Les Mahieddine, H’mida, Med, Charef, Laid, Abdallah, Djillali, tous frères et cousins, sont presque soulagés de montrer les maisons vides à cause des multiples fissures qui ne laissent aucun espoir de confortement. Construites en pierres et torchis, les anciennes maisons ont été toutes abandonnées par leurs occupants. C’est dans un silence lourd que nous passons d’une maison à l’autre avec partout les mêmes fissures sur les murs et les plafonds. Souvent, ce sont les murs qui se sont séparés, laissant entrer la lumière du jour. Devant Sid Ahmed Saloua qui nous a rejoint, nos interlocuteurs parlent avec retenue de leurs difficultés à entrevoir l’avenir.
Fortes répliques
Toufik parle de sa famille de 11 personnes et montre ses 7 pièces toutes abimées. Ouddane Med O/ Djillali, la voix nouée, décline 6 chambres agencées autour d’une vaste cour où pousse une vieille vigne de Bordji, un cépage endémique ramené des coteaux de Mascara. Ses affaires ont toutes été entassées dans une des pièces. Partout règnent la désolation et la ruine.
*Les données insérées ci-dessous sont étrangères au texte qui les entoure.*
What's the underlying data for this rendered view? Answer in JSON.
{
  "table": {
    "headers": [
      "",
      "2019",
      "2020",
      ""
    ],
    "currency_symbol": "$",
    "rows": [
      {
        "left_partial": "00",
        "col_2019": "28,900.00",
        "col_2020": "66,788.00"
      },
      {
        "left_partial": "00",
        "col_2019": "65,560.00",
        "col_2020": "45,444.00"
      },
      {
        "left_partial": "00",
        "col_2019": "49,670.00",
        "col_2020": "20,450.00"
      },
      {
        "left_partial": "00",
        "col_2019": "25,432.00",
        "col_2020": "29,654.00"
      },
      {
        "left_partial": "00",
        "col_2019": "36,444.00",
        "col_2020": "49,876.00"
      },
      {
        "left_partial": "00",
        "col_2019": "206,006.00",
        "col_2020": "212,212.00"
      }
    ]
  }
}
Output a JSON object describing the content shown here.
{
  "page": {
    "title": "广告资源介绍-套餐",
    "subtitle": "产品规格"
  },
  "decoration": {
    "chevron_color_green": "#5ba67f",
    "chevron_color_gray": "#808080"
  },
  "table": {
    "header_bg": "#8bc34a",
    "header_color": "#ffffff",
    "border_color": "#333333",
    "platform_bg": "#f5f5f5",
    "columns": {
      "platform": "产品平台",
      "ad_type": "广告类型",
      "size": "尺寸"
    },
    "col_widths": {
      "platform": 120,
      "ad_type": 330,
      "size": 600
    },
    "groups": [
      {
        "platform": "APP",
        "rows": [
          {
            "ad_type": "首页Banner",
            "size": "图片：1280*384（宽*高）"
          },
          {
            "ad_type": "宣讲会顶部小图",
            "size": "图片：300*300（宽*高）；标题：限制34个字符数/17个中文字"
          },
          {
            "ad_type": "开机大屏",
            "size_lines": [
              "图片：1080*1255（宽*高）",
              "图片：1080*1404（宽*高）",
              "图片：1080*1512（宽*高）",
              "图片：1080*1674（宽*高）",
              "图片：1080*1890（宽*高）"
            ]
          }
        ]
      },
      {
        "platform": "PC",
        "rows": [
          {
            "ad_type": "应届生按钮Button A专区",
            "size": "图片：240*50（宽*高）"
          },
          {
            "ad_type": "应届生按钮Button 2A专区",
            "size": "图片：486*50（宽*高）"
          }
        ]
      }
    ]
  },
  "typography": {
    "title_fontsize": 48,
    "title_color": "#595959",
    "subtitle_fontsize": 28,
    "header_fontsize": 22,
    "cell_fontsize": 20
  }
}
La maman de Mohamed, veuve de 85 ans, peine à garder son calme. Ses 4 pièces sont toutes fissurées, ce qui l’oblige à partager la tente dressée par son fils dans le jardin familial où pousse un vigoureux néflier.
Tapissé de matelas et de nattes, le dortoir de fortune peut accueillir, pour la nuit, une vingtaine de personnes. Habitués à vivre dans des conditions extrêmes, les Flitti, les Benayed, les Mahieddine et les Ouddane, des familles extrêmement besogneuses, attendent un geste de la part des responsables. Ce geste n’est pas encore venu. En sourdine, chacun se laisse aller à prier que la prochaine secousse soit aussi clémente que celles qu’ils viennent de subir. Pourtant, ces fellahs endurcis sont en train de se faire une raison : à la moindre prochaine secousse, les anciennes maisons de Toub et d’argile cèderont. Cette certitude, ils sont unanimes à la partager.
En attendant que le CRAAG installe enfin un sismographe pour donner l’alerte, ils prennent leur mal en patience, avec un maigre espoir qu’un programme spécial vienne à leur secours afin de les aider à construire selon des normes parasismiques. Car à l’évidence, que ce soit chez les Flitti, les Mahieddine, les Benayed et les Ouddane, nul ne songe le moindre instant à déménager. Pourtant, tous éprouvent une grande peine à voir ces vieilles maisons, qui les ont vu naître, définitivement condamnées. Mis à part quelques familles relativement aisées, donc susceptibles de construire de nouvelles demeures, la grande majorité espère bénéficier d’un programme de logements ruraux qui leur éviterait un insoutenable exil.